90 Minutes of Strength Training Per Week Cuts Mortality Risk

90 Minutes of Strength Training Per Week Cuts Mortality Risk
Lifting weights reduces your risk of dying from almost everything, and the dose is smaller than most people assume. A study tracking 147,374 people over 30 years just put a number on it: 90 to 119 minutes per week.
The Short Answer
Two to three lifting sessions totaling about 90 minutes per week is associated with the largest mortality reduction. Going beyond 120 minutes per week did not add any measurable benefit. The surprise finding: a 27% reduction in neurological disease mortality, including Alzheimer's.
Two Hours Is Enough. More Did Not Help.
The Zhang et al. 2026 study in the British Journal of Sports Medicine followed three cohorts of US health professionals and nurses for up to 30 years. That is 147,374 participants and 35,798 documented deaths. The sweet spot for all-cause mortality reduction was 90 to 119 minutes of resistance training per week: a 13% lower risk of dying from any cause, 19% lower cardiovascular mortality, and 27% lower neurological disease mortality.
This is observational data, not a controlled experiment. Zhang et al. controlled for BMI, diet, smoking, alcohol use, and chronic conditions, which strengthens the association considerably. But the 13%, 19%, and 27% figures are associations, not proven causal effects.

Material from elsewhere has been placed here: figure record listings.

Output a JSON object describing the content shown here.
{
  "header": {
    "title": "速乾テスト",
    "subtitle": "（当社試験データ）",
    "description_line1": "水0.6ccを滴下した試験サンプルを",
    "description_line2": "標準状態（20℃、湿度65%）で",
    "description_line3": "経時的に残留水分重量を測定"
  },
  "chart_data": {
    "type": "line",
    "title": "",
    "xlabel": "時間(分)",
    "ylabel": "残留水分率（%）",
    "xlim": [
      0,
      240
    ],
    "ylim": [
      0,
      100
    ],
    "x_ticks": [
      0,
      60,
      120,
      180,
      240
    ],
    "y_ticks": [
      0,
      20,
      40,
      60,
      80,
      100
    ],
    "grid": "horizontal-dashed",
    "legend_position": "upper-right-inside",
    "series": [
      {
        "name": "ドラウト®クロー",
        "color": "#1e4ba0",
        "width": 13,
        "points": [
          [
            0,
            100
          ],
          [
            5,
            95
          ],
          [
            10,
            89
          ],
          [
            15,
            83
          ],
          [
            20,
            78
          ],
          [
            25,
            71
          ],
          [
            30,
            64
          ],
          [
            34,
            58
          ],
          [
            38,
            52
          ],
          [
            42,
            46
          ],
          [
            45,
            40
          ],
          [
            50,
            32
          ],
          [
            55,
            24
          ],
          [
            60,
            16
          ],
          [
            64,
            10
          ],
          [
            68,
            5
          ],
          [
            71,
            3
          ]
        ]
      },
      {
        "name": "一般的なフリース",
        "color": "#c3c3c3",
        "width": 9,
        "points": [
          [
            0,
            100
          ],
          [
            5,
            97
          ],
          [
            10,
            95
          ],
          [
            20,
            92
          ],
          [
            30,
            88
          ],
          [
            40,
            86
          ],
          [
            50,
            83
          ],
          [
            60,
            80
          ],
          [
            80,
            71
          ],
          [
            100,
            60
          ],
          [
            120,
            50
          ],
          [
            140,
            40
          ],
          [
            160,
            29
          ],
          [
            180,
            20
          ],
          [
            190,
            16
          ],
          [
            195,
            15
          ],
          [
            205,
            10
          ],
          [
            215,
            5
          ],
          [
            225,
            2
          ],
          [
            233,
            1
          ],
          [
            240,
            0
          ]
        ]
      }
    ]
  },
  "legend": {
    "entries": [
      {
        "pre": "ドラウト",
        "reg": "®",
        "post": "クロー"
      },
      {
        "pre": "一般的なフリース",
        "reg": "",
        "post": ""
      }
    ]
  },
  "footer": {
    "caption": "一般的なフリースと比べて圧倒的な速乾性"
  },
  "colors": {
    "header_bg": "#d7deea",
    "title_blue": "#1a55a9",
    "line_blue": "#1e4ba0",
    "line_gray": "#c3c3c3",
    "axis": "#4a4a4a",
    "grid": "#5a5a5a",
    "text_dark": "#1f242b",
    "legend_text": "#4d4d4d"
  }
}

Above 120 minutes per week, the curve flattened. No additional mortality benefit. This is not a license to train less, but it is evidence that the person doing three solid 40-minute sessions is in the best range, and the person grinding through six days a week is not buying extra years.
Two earlier systematic reviews arrived at similar conclusions from different directions. Shailendra and colleagues pooled 10 studies in the American Journal of Preventive Medicine and found that any amount of resistance training cut all-cause mortality by 15%, with a dose-response peak at roughly 60 minutes per week showing a 27% maximum reduction. The Zhang study, with its much larger sample and longer follow-up, refined that peak upward to 90-119 minutes.
Momma et al. in the British Journal of Sports Medicine pooled 16 prospective cohort studies and found a 10-17% lower risk of all-cause mortality and major non-communicable diseases from muscle-strengthening activities, with a J-shaped curve peaking at 30-60 minutes per week. The narrower peak in Momma's data likely reflects more heterogeneous definitions of "muscle-strengthening activities" across those 16 studies, not all of which isolated resistance training specifically.
The three analyses do not agree on the exact minute count. They agree on the direction: moderate resistance training volume is consistently associated with substantial mortality reduction, and more is not better.
The Brain Protection Nobody Expected
The 27% reduction in neurological disease mortality from the Zhang study is the finding that deserves the most attention and the most caution. Cardiovascular benefits from exercise are well-established. A link between lifting and brain protection at this magnitude is newer.
A meta-analysis of 17 randomized controlled trials by Wu and Huang in Frontiers in Psychiatry found that resistance exercise improved overall cognitive function in older adults (SMD = 0.40), with particular strength in working memory and spatial memory. The important limitation: those trials studied adults aged 60 and above, not the 30 to 50 demographic reading this article. The cognitive benefits may not transfer to younger adults at the same magnitude.
The neurological mortality reduction from Zhang's observational data and the cognitive improvements from Wu's RCTs point in the same direction, but the direct mechanism connecting resistance training to brain protection in middle-aged adults is supported, not proven. The 27% number is an association from a cohort study. The consistency across three independent cohorts of 147,374 people makes it hard to dismiss entirely, but it remains observational.
Combining Lifting and Cardio Drops the Number Further
The Zhang study found that combining strength training (60-119 min/week) with aerobic exercise (30-45 MET-hours/week) was associated with a 45% lower mortality risk compared to doing neither. The combination outperformed either type alone.
For the professional working 50-hour weeks in Dubai, that translates to roughly three lifting sessions and two to three cardio sessions. Four to five hours of total training per week. Not a small commitment, but not an unreasonable one if the schedule is built around your life rather than the other way around.
What This Looks Like in Practice
Three sessions per week. Each one 30 to 40 minutes of actual lifting, plus warm-up. Compound movements. Progressive overload. That puts you at 90 to 120 minutes of resistance training, right in the sweet spot identified by the largest study on this question.
You do not need to train six days a week. You do not need two-hour sessions. The data says the person getting three good sessions done consistently is in the best longevity range.
The hard part is not the volume. It is doing it every week for years. The 30-year follow-up in the Zhang study is a reminder that the benefit comes from sustained training, not from a 12-week challenge.